Les jeunes travaillent dans ces conditions d’exploitation et d’insécurité pour survivre et éviter d'être confrontés au chômage mais souvent, leurs revenus ne leur permettent pas de répondre à leurs besoins élémentaires. Dans des pays tels que la Thaïlande et le Ghana, même les travailleurs formels travaillent dans l'économie informelle après leurs heures de travail normales afin d'augmenter quelque peu les maigres revenus de leur famille. Puisqu'il n'existe aucune loi qui établisse un salaire minimum pour protéger les jeunes travailleurs ayant ce type d'occupation, ils n'ont d'autre choix que d'accepter le salaire payé par les employeurs. Bien que la Conférence de l'Organisation Internationale du Travail ait étendu les conventions fondamentales aux travailleurs de l'économie informelle, il faut encore que leurs droits soient respectés.

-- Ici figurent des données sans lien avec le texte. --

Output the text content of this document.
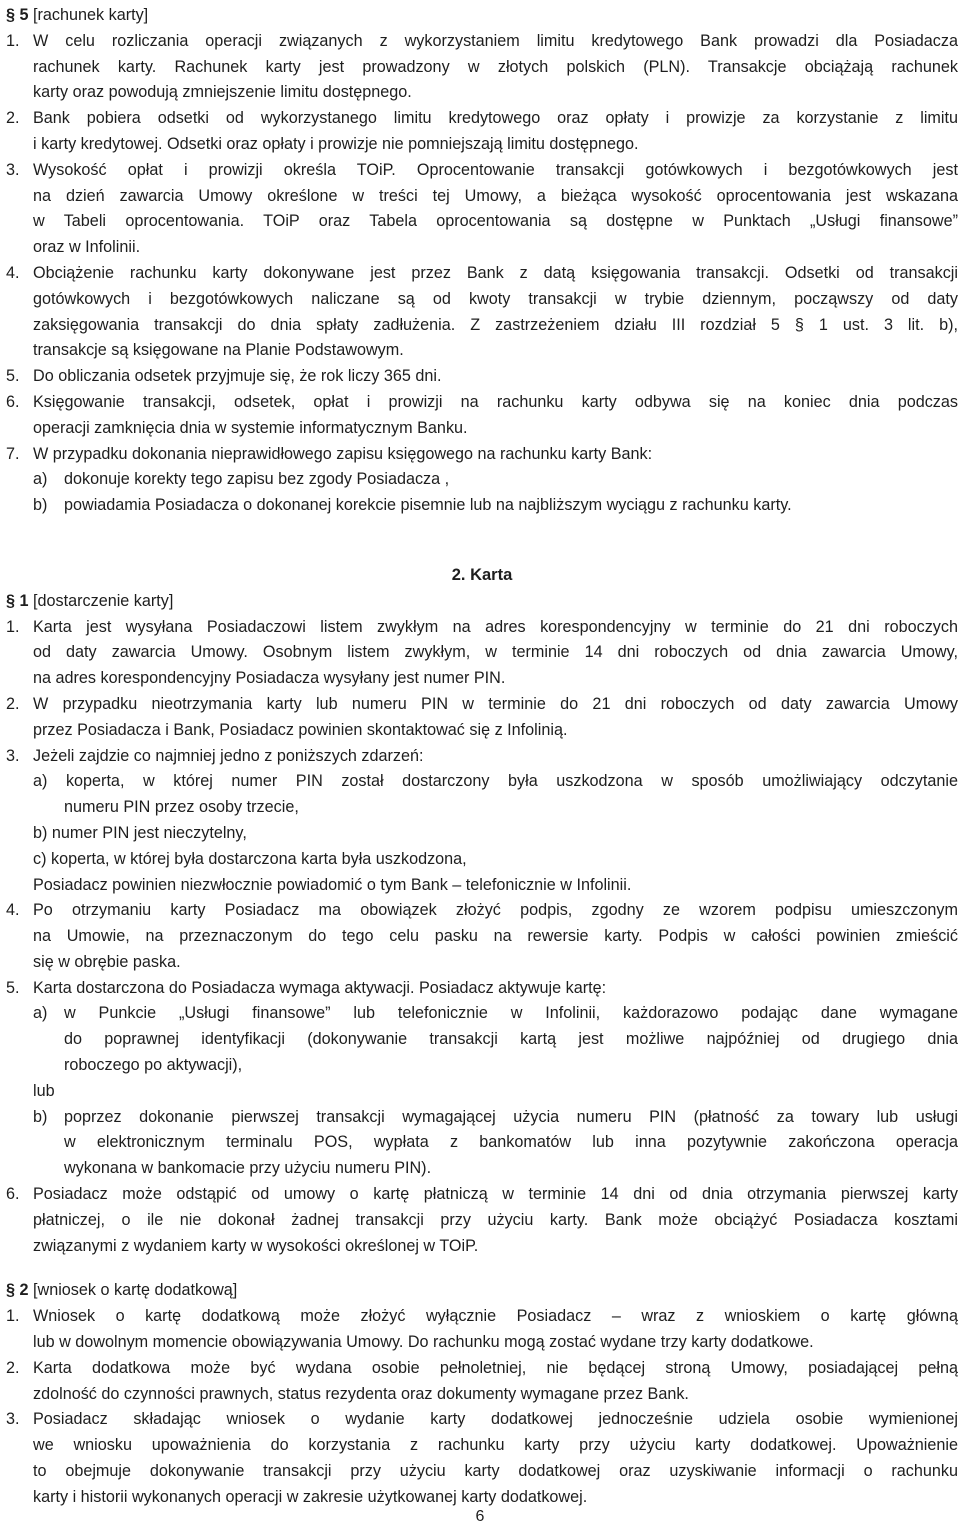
§ 5 [rachunek karty]
1. W celu rozliczania operacji związanych z wykorzystaniem limitu kredytowego Bank prowadzi dla Posiadacza
rachunek karty. Rachunek karty jest prowadzony w złotych polskich (PLN). Transakcje obciążają rachunek
karty oraz powodują zmniejszenie limitu dostępnego.
2. Bank pobiera odsetki od wykorzystanego limitu kredytowego oraz opłaty i prowizje za korzystanie z limitu
i karty kredytowej. Odsetki oraz opłaty i prowizje nie pomniejszają limitu dostępnego.
3. Wysokość opłat i prowizji określa TOiP. Oprocentowanie transakcji gotówkowych i bezgotówkowych jest
na dzień zawarcia Umowy określone w treści tej Umowy, a bieżąca wysokość oprocentowania jest wskazana
w Tabeli oprocentowania. TOiP oraz Tabela oprocentowania są dostępne w Punktach „Usługi finansowe”
oraz w Infolinii.
4. Obciążenie rachunku karty dokonywane jest przez Bank z datą księgowania transakcji. Odsetki od transakcji
gotówkowych i bezgotówkowych naliczane są od kwoty transakcji w trybie dziennym, począwszy od daty
zaksięgowania transakcji do dnia spłaty zadłużenia. Z zastrzeżeniem działu III rozdział 5 § 1 ust. 3 lit. b),
transakcje są księgowane na Planie Podstawowym.
5. Do obliczania odsetek przyjmuje się, że rok liczy 365 dni.
6. Księgowanie transakcji, odsetek, opłat i prowizji na rachunku karty odbywa się na koniec dnia podczas
operacji zamknięcia dnia w systemie informatycznym Banku.
7. W przypadku dokonania nieprawidłowego zapisu księgowego na rachunku karty Bank:
a) dokonuje korekty tego zapisu bez zgody Posiadacza ,
b) powiadamia Posiadacza o dokonanej korekcie pisemnie lub na najbliższym wyciągu z rachunku karty.
2. Karta
§ 1 [dostarczenie karty]
1. Karta jest wysyłana Posiadaczowi listem zwykłym na adres korespondencyjny w terminie do 21 dni roboczych
od daty zawarcia Umowy. Osobnym listem zwykłym, w terminie 14 dni roboczych od dnia zawarcia Umowy,
na adres korespondencyjny Posiadacza wysyłany jest numer PIN.
2. W przypadku nieotrzymania karty lub numeru PIN w terminie do 21 dni roboczych od daty zawarcia Umowy
przez Posiadacza i Bank, Posiadacz powinien skontaktować się z Infolinią.
3. Jeżeli zajdzie co najmniej jedno z poniższych zdarzeń:
a) koperta, w której numer PIN został dostarczony była uszkodzona w sposób umożliwiający odczytanie
numeru PIN przez osoby trzecie,
b) numer PIN jest nieczytelny,
c) koperta, w której była dostarczona karta była uszkodzona,
Posiadacz powinien niezwłocznie powiadomić o tym Bank – telefonicznie w Infolinii.
4. Po otrzymaniu karty Posiadacz ma obowiązek złożyć podpis, zgodny ze wzorem podpisu umieszczonym
na Umowie, na przeznaczonym do tego celu pasku na rewersie karty. Podpis w całości powinien zmieścić
się w obrębie paska.
5. Karta dostarczona do Posiadacza wymaga aktywacji. Posiadacz aktywuje kartę:
a) w Punkcie „Usługi finansowe” lub telefonicznie w Infolinii, każdorazowo podając dane wymagane
do poprawnej identyfikacji (dokonywanie transakcji kartą jest możliwe najpóźniej od drugiego dnia
roboczego po aktywacji),
lub
b) poprzez dokonanie pierwszej transakcji wymagającej użycia numeru PIN (płatność za towary lub usługi
w elektronicznym terminalu POS, wypłata z bankomatów lub inna pozytywnie zakończona operacja
wykonana w bankomacie przy użyciu numeru PIN).
6. Posiadacz może odstąpić od umowy o kartę płatniczą w terminie 14 dni od dnia otrzymania pierwszej karty
płatniczej, o ile nie dokonał żadnej transakcji przy użyciu karty. Bank może obciążyć Posiadacza kosztami
związanymi z wydaniem karty w wysokości określonej w TOiP.
§ 2 [wniosek o kartę dodatkową]
1. Wniosek o kartę dodatkową może złożyć wyłącznie Posiadacz – wraz z wnioskiem o kartę główną
lub w dowolnym momencie obowiązywania Umowy. Do rachunku mogą zostać wydane trzy karty dodatkowe.
2. Karta dodatkowa może być wydana osobie pełnoletniej, nie będącej stroną Umowy, posiadającej pełną
zdolność do czynności prawnych, status rezydenta oraz dokumenty wymagane przez Bank.
3. Posiadacz składając wniosek o wydanie karty dodatkowej jednocześnie udziela osobie wymienionej
we wniosku upoważnienia do korzystania z rachunku karty przy użyciu karty dodatkowej. Upoważnienie
to obejmuje dokonywanie transakcji przy użyciu karty dodatkowej oraz uzyskiwanie informacji o rachunku
karty i historii wykonanych operacji w zakresie użytkowanej karty dodatkowej.
6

La réponse de la JOCI : un travail juste pour toutes et tous dans l’économie informelleEn 1997 à Alexandrie (Egypte), avec les jeunes travailleurs de l'économie informelle, la JOCI a dégagé une vision d’avenir. La réalité des travailleurs informels a de nouveau fait l'objet d'une analyse lors du Conseil international de la JOCI organisé à Bruxelles en 2000 et une campagne internationale a été lancée en faveur des droits de ces jeunes travailleurs.